I am wondering if the weeping represents a delayed grief reaction? I have seen this occur in soldiers. They do not grieve at the time because they can’t. They have to keep driving on. Later, when they are safe, they allow themselves to grieve.
Not meaning to trivialize what was certainly a profound experience. It seems that during those young years the sand in the oyster produced a precious pearl. I wish that I had an experience in youth that had produced a pearl. My pearls came only in middle age- much too late.
Tender and Touching….as always, Nancy
Very moving, Rich. Reflecting on loss of youth, of what might have been, of dreams, of good health, of relationships…. Even when we have been gifted with much through the years our hearts hold the love of self and others from long past. Soon we’ll be able to sing “how terribly strange to be seventy!”
I was at a talk some years ago and a friend and I picked up a book that highlighted women being most fulfilled at sixty. I saw a nun I knew from across the table and jokingly asked if that was true. She quietly said it was, then added, but you have to go through hell first to get there! Life: surrender and growth!
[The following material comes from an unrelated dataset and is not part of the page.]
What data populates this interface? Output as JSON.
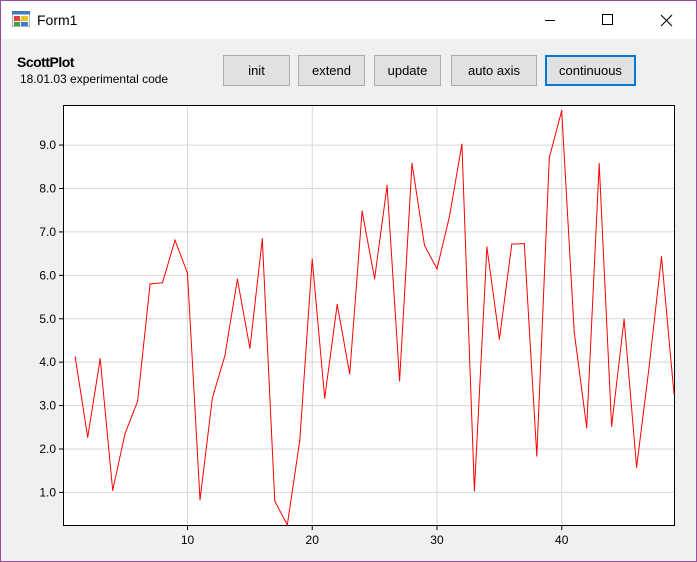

Wow, Dr Patterson, what an article. This one really made me think of why I would not even think of going to any type or reunion. My high school days were very painful. I was always told that I wouldn’t amount to much by some of my teachers. The boys and probably girls made fun of my hair. Of course, at my age, most of the teachers are gone. However, God had a special place for me. And He continues to bless me. As I continue to work (your advise) I am gifted with not only a family that God provided me with but the good sense and compassion to continue to listen to the hurts of others. Thank you for being there for me and for writing this beautiful article.